Beyond the nuclear issue, Congress should move swiftly to ensure that a full array of sanctions be imposed for continued support for terrorism and other acts of international aggression. Those, in light of Iran’s recent conduct, should be imposed now. After all, these issues we are told are distinct from the nuclear talks. In imposing additional sanctions for Iran’s non-nuclear activity, Congress should not make the same mistake it did with nuclear-related sanctions; this time any temporary or permanent sanctions relief must come to Congress for a vote.

In sum, Congress cannot stop Obama from making a bad deal, but it can agree what a bad deal is, seek now to preemptively rule out concessions and restructure our Iran policy so that, to be blunt, sanctions the president might lift because of a flawed nuclear deal reappear in sanctions based on Iran’s international behavior. If this seems like a back-door maneuver to deprive Iran of the benefits of Obama’s atrocious negotiating collapse, it is.
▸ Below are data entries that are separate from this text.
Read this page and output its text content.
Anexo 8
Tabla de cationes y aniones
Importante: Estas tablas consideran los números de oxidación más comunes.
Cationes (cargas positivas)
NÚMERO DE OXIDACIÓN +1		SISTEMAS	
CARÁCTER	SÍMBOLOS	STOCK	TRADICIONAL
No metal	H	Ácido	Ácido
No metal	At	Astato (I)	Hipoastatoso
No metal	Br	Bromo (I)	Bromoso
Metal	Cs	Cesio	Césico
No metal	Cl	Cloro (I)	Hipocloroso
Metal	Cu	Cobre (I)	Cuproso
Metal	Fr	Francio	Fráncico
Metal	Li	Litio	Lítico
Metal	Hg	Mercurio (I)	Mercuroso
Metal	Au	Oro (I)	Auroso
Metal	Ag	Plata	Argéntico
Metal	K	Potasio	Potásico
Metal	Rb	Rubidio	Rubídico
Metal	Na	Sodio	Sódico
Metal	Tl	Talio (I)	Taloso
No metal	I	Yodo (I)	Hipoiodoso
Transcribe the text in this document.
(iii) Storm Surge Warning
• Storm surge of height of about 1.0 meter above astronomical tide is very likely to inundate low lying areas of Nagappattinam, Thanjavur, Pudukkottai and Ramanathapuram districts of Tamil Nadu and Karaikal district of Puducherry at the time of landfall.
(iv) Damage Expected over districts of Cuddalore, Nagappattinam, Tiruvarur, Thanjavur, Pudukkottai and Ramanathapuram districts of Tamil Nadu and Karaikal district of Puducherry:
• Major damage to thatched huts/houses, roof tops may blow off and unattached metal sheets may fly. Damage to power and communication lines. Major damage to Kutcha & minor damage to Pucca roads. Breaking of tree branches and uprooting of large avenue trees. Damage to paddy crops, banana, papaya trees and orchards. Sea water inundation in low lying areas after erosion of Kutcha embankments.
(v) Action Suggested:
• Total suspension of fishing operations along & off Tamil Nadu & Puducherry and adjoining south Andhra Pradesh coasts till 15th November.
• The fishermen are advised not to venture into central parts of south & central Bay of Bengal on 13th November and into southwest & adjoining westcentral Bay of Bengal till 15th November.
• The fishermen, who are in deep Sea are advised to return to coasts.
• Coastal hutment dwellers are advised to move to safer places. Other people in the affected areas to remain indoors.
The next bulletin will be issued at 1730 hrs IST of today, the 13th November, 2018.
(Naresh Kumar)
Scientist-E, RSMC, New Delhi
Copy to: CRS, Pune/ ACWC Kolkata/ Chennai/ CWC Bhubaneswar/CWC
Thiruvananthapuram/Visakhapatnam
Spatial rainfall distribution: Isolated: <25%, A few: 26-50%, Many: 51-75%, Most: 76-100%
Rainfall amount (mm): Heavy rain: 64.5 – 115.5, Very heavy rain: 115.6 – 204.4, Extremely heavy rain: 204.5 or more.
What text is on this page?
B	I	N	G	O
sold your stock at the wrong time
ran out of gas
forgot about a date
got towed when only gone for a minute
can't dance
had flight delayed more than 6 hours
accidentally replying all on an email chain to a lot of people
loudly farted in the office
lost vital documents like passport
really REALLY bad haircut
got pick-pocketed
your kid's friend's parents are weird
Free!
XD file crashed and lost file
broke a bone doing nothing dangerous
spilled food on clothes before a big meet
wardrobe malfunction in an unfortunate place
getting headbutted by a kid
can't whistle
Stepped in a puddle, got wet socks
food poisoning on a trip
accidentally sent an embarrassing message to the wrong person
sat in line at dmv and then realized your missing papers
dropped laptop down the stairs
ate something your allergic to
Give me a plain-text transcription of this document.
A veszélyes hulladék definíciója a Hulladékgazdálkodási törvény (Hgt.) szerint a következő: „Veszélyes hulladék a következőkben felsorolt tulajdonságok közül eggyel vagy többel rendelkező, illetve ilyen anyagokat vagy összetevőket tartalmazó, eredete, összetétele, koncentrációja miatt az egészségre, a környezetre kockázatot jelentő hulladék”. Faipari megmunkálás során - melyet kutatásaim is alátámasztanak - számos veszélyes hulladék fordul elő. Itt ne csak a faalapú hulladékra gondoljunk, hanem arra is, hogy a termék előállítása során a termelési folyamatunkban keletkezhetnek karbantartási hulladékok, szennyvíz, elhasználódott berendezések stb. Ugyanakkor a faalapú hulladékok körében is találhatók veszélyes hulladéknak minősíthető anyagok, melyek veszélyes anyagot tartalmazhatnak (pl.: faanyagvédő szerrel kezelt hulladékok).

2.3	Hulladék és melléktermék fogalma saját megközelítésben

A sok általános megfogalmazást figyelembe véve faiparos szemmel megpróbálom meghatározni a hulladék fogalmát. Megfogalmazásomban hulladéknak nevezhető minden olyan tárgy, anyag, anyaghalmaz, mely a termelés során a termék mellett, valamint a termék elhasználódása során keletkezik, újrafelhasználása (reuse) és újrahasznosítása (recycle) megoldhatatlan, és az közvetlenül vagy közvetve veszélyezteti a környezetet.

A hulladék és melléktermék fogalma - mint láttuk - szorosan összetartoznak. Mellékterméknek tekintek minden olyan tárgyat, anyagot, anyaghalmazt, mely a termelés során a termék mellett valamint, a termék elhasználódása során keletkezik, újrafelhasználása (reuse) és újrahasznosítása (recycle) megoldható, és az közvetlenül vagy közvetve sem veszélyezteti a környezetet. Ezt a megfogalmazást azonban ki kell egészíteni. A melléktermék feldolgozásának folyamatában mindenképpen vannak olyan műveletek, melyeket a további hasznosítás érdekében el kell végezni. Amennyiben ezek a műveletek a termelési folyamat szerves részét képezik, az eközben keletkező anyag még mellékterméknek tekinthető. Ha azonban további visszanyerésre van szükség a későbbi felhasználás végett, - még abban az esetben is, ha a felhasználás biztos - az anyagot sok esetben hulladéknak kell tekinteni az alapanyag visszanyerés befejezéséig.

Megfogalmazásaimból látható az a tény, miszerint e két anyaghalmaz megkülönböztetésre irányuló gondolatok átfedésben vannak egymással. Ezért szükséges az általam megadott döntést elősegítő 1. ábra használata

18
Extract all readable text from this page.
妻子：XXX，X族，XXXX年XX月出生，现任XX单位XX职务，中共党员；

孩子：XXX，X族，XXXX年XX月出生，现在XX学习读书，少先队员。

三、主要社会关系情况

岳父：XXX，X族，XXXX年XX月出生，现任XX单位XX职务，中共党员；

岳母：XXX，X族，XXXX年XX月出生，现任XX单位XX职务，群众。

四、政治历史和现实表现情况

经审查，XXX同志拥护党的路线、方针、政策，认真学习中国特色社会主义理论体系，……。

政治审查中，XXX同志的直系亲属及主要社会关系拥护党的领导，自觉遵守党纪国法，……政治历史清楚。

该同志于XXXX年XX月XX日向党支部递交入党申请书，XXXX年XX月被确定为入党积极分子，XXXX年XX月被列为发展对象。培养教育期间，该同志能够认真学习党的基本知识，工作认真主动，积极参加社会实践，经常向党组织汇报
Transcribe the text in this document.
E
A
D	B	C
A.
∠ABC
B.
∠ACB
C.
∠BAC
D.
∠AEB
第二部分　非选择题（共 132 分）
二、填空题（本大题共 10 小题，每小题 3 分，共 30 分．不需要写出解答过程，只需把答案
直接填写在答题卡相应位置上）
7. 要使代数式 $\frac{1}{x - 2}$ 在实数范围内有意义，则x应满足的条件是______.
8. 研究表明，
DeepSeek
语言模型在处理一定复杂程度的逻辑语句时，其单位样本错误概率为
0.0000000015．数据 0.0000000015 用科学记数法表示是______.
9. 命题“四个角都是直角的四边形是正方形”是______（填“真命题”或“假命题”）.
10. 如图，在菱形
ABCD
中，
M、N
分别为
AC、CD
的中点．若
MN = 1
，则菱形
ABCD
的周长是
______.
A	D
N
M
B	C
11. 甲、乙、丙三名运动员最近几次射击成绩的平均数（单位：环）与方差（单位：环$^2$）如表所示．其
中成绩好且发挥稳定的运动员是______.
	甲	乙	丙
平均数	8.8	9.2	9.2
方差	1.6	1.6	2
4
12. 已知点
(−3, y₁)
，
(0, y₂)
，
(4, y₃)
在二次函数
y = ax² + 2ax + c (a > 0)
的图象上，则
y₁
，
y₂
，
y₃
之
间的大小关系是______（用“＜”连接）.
UPDATE: McConnell in remarks Wednesday said, “This is a bipartisan bill based on an important principle: that the American people, through the Congress they elect, deserve a say on one of the most important issues of our time. It would require that any agreement reached with Iran be submitted to Congress for review. It would require that Congress be given time to hold hearings, and to take a vote to approve or disprove of the agreement before congressional sanctions could be lifted. And it would give Congress more power to rapidly re-impose sanctions if Iran does cheat.” He recognized criticism of the bill, but explained why it was essential to move ahead. “Many wish the bill was even stronger. I don’t disagree with them,” he said. “But this is legislation worthy of our support. It offers the best chance to provide the American people, and the Congress they elect, with power to weigh in on a vital issue. And we will pursue other opportunities to address Iran’s full-spectrum campaign to increase its sphere of influence in the broader Middle East, too.”